2012—I see The Dark Knight Rises alone, in great part because my panic attacks have gotten to the point that when I see movies in theaters I can’t move for a good twenty or thirty minutes after everyone else has left. I go early in the day so there won’t be a lot of people, but still have a debilitating panic attack before the movie even starts. I am drained and exhausted by the time the trailers end, so I don’t enjoy the movie that much, but when the Batman finally returns to Gotham, I have to choke back actual sobs.

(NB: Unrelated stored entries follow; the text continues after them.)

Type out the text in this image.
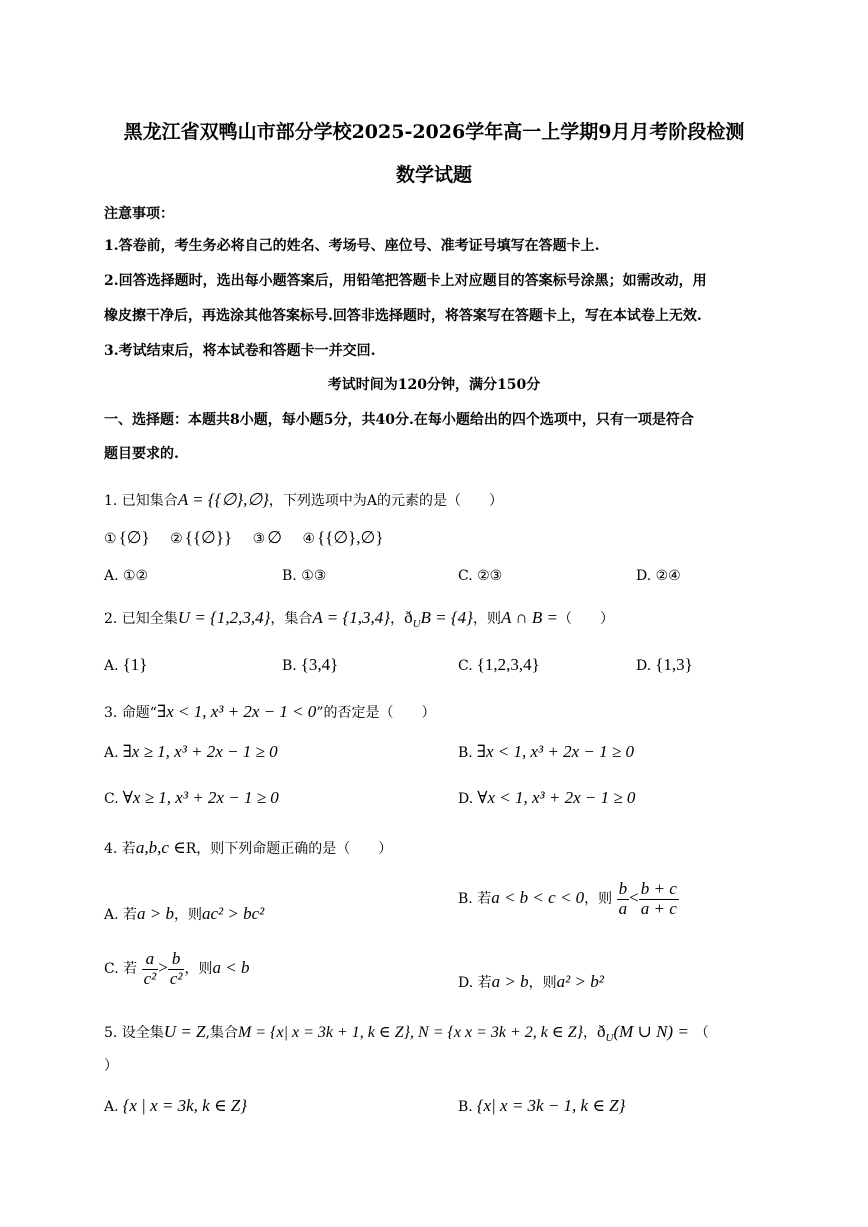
黑龙江省双鸭山市部分学校2025-2026学年高一上学期9月月考阶段检测
数学试题
注意事项：
1.答卷前，考生务必将自己的姓名、考场号、座位号、准考证号填写在答题卡上.
2.回答选择题时，选出每小题答案后，用铅笔把答题卡上对应题目的答案标号涂黑；如需改动，用
橡皮擦干净后，再选涂其他答案标号.回答非选择题时，将答案写在答题卡上，写在本试卷上无效.
3.考试结束后，将本试卷和答题卡一并交回.
考试时间为120分钟，满分150分
一、选择题：本题共8小题，每小题5分，共40分.在每小题给出的四个选项中，只有一项是符合
题目要求的.
1. 已知集合A = {{∅},∅}，下列选项中为A的元素的是（　　）
① {∅} ② {{∅}} ③ ∅ ④ {{∅},∅}
A. ①②	B. ①③	C. ②③	D. ②④
2. 已知全集U = {1,2,3,4}，集合A = {1,3,4}，$ð_UB = \{4\}$，则A ∩ B =（　　）
A. {1}	B. {3,4}	C. {1,2,3,4}	D. {1,3}
3. 命题“∃x < 1, x³ + 2x − 1 < 0”的否定是（　　）
A. ∃x ≥ 1, x³ + 2x − 1 ≥ 0	B. ∃x < 1, x³ + 2x − 1 ≥ 0
C. ∀x ≥ 1, x³ + 2x − 1 ≥ 0	D. ∀x < 1, x³ + 2x − 1 ≥ 0
4. 若a,b,c ∈R，则下列命题正确的是（　　）
A. 若a > b，则ac² > bc²
B. 若a < b < c < 0，则 $\frac{b}{a} < \frac{b + c}{a + c}$
C. 若 $\frac{a}{\text{c²}} > \frac{b}{\text{c²}}$ ，则a < b
D. 若a > b，则a² > b²
5. 设全集U = Z,集合M = {x| x = 3k + 1, k ∈ Z}, N = {x x = 3k + 2, k ∈ Z}，$ð_U(M$ ∪ N) = （
）
A. {x | x = 3k, k ∈ Z}	B. {x| x = 3k − 1, k ∈ Z}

2016—”MAAAAAAAAARTHHHHHHHHAAAAAAAA!!”

2018—I watch The Lego Batman Movie on a plane and laugh so hard I scare the flight attendant. This, in my honest opinion, is the best Batman movie—the only one that truly and genuinely deals with his stunted emotional growth and unhealthy coping mechanisms, and then demonstrates that reaching out for help and forming trusting relationships are the solution to both. Has Batman’s psychology ever been distilled to a sharper line than “Wait, does Batman live in Bruce Wayne’s basement? No, Bruce Wayne lives in Batman’s attic?” Plus the subtext that Batman and the Joker are in love with each other becomes ACTUAL TEXT, the velociraptors from Jurassic Park show up along with The Wicked Witch of the West and Agent Smith AND MOTHEREFFING SAURON, and Mariah Carey is the mayor of Gotham City? UNCANCEL THE SEQUEL YOU COWARDS.

2021—A lot of the kids with special needs that I’ve worked with over the years have loved Batman. I meet one young boy who is mostly nonverbal, and our conversations consist of him pointing to his Bat-Signal socks and saying “Batman!” I reply, “I love Batman,” and he smiles at me and nods, “Batman.”

2022—Mere days ago, one of my favorite podcasts, Web Crawlers, incorrectly states that if a bat bit you while you were sleeping, it would hurt and you would know it, and since neither of those things are true, I leave them a voicemail despite my anxiety and aversion to leaving phone messages. The ensuing panic attack almost made me pass out, but I got on the podcast, so it was worth it. I even managed to note that bats are wonderful creatures that do a tremendous amount of good AND make a joke that name-checked Bruce Wayne. The hosts ask for more information about bats, so I might just send them a copy of my sixth grade essay.

Stella asks me if I want to see The Batman. I am tempted, but this movie is 176 minutes long and while there are some actors for whom I am willing to sit through a three-hour movie (somehow most of them were in Dune), Robert Pattinson is not one of them.

“I can’t do it, man,” I say. Stella understands. We reminisce about going to see The Dark Knight and how much fun we had and how staying up past midnight to do anything seems impossible now.

Stella’s review: “Oh my god. It was so boring. I fell asleep TWICE. At one point I looked at my watch and there was still an hour and a half left.” She and her hardcore comic fan friends left right at the end, despite knowing that there was a scene after the credits—”I just didn’t give a fuck.”

I am curious to see full emo Batman, but I’m going to wait until I can watch in my pajamas, with a remote.

Hopefully that guy who dressed up as the Riddler back in 2008 enjoyed it.